How to Stand Out in the Field
In order to enhance your career prospects, you may consider obtaining a graduate degree in petroleum engineering or a related field. A graduate degree may open up career opportunities in research and development and teaching, the BLS reported. A master's degree in petroleum engineering consists of advanced training in fundamental areas of petroleum engineering, such as reservoir engineering, well drilling and project management. In addition, students may also be reintroduced to concepts such as thermodynamics, heat and phase equilibrium. A Ph.D. program in petroleum engineering primarily emphasizes independent research on a specific engineering issue.

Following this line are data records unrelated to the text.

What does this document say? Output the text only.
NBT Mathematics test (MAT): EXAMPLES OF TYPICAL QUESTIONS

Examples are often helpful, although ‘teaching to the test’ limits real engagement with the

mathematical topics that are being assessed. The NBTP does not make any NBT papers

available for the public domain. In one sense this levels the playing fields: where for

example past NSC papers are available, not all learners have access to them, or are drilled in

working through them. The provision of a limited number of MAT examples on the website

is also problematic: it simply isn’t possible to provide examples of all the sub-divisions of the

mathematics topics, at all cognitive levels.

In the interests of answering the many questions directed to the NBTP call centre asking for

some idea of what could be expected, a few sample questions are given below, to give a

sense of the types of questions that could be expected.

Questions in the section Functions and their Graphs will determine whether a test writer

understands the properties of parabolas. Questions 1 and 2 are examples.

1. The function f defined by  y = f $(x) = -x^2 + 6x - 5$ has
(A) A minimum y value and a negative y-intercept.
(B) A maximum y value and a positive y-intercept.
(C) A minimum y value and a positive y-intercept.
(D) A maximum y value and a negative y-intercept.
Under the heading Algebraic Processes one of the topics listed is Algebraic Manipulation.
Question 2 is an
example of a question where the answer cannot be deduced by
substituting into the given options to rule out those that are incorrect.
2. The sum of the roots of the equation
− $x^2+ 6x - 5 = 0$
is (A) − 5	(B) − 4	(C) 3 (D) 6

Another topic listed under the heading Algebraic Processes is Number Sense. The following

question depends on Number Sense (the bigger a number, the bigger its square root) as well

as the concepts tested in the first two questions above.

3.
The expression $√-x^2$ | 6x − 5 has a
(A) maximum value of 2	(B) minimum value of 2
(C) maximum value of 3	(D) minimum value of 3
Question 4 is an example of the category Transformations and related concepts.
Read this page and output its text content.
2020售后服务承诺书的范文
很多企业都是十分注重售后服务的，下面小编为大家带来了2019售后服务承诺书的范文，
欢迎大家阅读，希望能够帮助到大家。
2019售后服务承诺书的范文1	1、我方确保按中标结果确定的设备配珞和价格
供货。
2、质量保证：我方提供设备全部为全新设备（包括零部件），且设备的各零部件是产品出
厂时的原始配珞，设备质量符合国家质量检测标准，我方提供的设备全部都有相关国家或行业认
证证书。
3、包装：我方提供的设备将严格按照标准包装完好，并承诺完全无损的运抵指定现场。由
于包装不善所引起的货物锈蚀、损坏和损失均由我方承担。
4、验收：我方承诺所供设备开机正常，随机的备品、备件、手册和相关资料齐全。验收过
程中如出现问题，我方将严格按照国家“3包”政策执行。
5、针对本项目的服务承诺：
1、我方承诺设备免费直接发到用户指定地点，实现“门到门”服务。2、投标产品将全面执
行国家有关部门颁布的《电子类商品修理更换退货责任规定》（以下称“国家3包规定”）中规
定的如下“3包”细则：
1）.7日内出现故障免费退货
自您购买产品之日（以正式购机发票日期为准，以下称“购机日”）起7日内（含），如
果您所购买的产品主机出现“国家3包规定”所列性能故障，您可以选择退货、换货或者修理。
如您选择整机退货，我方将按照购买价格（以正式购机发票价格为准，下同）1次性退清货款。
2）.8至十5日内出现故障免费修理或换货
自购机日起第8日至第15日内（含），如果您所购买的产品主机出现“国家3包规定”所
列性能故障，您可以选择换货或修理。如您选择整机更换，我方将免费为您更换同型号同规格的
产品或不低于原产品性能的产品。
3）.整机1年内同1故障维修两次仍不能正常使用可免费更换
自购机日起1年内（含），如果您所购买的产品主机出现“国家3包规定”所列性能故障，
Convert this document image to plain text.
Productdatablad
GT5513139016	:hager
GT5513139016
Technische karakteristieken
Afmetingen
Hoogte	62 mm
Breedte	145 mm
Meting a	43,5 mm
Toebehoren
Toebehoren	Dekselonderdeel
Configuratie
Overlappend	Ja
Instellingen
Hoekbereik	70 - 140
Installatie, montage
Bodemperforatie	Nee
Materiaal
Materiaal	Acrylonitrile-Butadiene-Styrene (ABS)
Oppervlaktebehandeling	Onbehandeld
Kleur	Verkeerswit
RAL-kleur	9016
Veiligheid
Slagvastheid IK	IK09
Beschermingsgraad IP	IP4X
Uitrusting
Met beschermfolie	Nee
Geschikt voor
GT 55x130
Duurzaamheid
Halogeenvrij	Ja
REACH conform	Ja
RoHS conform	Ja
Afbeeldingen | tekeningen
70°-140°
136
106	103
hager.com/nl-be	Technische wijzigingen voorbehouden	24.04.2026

Another way to gain distinction as a petroleum engineer is by obtaining certification from the Society of Petroleum Engineers (SPE). By obtaining certification, you'll show potential employers that you're a committed and serious engineering professional. The SPE offers the Certified Petroleum Engineer designation to professional members of the society who hold a bachelor's degree in engineering from an accredited institution, pass a competency exam and undergo at least 4 years of on-the-job training. If your application is successful, you may also be required to pay a fee and complete 16 hours of continuing education hours to renew your certification.
Other Careers to Consider
If you feel that becoming a drilling engineer is not the best fit for you, but would like a career with similar characteristics, you may consider other options, such as a career as a geoscientist. These professionals are responsible for studying the physical composition, makeup and natural processes of the earth. To become a geoscientist, you'll need a bachelor's degree in geosciences, physics, engineering or a related field. While these professionals made less than drilling engineers (average of nearly $98,000 annually as of May 2011 BLS data), they could expect faster-than-average employment growth from 2010-2020. If you want to pursue a master's degree in this field, you may also find better job opportunities, the BLS reported.
Another field similar to drilling engineering is industrial engineering. Industrial engineers focus on devising strategies to make the production processes of businesses more efficient. While job growth in this field was expected to be slow, the BLS projects only six percent growth expected from 2010-2020, you can work in a variety of industries. For instance, you can work for manufacturing companies, hospitals, research firms or consulting agencies.